Bidimensional visual languages integrating the user-interaction concept

The knowledge associated with the structure of the documents are modeled using bidimensional grammars and visual languages, and by studying new approaches based on constraint multiset grammars. The aim is to design generic methods for structured document analysis and composition.

The introduction of the user in structured document recognition process requires to model this interaction to be able to describe what are the possible interactions for the user, in association with the structural modeling of the document (bidimensional grammars).

With the introduction of the user in the analysis process we need to control the requests for the user. If the user interaction occurs on one isolated document, the interaction can be synchronous. On the other hand, during the treatment of a large collections of document, the challenge consists for the analyzer to collect requests and postpone the interaction with the user, to build an asynchronous interaction.

To elaborate evolving systems for structured document recognition we explore grammatical inference. This objective, that is already a real challenge for mono-dimensional grammars, is very complex for bidimensional grammars. Our strategy is to perform this inference with the help of user interaction and by focusing inference for the physical structure analysis.

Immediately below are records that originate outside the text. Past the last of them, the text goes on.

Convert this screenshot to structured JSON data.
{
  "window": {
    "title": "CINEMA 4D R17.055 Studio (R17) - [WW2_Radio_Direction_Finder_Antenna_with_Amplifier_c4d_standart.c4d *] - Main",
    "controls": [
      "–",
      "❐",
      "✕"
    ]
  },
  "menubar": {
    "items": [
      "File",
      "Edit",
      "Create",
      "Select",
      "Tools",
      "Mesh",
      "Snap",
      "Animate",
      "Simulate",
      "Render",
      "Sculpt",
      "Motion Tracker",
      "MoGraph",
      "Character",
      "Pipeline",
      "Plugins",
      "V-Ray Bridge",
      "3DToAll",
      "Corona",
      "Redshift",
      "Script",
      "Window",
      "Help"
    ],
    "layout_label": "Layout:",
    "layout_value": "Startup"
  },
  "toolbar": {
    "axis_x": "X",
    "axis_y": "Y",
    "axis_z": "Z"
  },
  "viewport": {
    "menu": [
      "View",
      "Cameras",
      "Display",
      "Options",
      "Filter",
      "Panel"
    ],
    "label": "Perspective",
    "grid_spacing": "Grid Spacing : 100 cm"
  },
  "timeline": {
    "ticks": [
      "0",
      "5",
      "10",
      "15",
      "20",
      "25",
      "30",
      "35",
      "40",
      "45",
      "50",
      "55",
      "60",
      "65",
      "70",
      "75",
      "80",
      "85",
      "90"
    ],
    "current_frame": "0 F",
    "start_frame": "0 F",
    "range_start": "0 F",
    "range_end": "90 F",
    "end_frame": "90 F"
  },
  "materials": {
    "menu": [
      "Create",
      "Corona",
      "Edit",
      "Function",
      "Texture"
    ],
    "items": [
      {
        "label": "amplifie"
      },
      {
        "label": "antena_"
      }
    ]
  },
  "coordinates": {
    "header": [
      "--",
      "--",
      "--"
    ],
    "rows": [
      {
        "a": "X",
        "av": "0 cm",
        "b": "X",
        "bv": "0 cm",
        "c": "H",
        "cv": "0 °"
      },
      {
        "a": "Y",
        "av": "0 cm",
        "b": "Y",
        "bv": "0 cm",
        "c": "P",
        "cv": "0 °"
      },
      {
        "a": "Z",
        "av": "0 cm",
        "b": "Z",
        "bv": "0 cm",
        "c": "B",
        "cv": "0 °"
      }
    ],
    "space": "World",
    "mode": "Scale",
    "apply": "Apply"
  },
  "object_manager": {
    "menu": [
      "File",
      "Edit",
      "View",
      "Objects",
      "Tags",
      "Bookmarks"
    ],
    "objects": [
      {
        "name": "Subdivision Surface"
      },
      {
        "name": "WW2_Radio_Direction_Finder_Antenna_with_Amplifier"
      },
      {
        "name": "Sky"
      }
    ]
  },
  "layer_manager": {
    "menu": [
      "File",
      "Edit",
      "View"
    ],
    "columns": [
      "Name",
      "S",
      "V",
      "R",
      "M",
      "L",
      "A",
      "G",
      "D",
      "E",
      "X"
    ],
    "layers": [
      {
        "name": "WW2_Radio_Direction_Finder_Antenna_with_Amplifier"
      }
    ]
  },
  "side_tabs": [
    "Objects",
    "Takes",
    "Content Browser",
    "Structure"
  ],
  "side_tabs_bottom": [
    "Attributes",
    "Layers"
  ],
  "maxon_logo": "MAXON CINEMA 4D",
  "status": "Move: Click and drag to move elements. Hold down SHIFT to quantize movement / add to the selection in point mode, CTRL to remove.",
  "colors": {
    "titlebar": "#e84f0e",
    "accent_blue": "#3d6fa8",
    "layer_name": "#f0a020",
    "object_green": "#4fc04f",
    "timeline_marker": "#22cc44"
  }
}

Combining points of view for image interpretation

Combinig several ways of interpreting the content of a document can improve its recognition. Thus we study some mechanisms of knowledge fusion to combine the results various document analysis techniques that are usually studied separately. The knowledge fusion must be as flexible as possible, and if necessary in an asynchronous way.

First, we study different levels of analysis of the image : the analysis of multiresolution images enables to inspire from the human perceptive vision that detects salient objets in a document without specific knowledge.

Secondly, we explore some low level image processing techniques to extract some local primitives: line segment extraction with Kalman filtering, use of particle filter for text line extraction, word spotting using interest point detector, texture analysis\dots We also introduce some knowledge coming from other processes, such as the result of commercial OCR. All these kinds of contents have to be combined, depending on the studied kind of document, to process the best results.

At last, the originality of our work is to combine a structural analysis with the introduction of statistical data. This combination enables to exploit the expression power of a structural analysis while benefiting from the large range of statistical approaches.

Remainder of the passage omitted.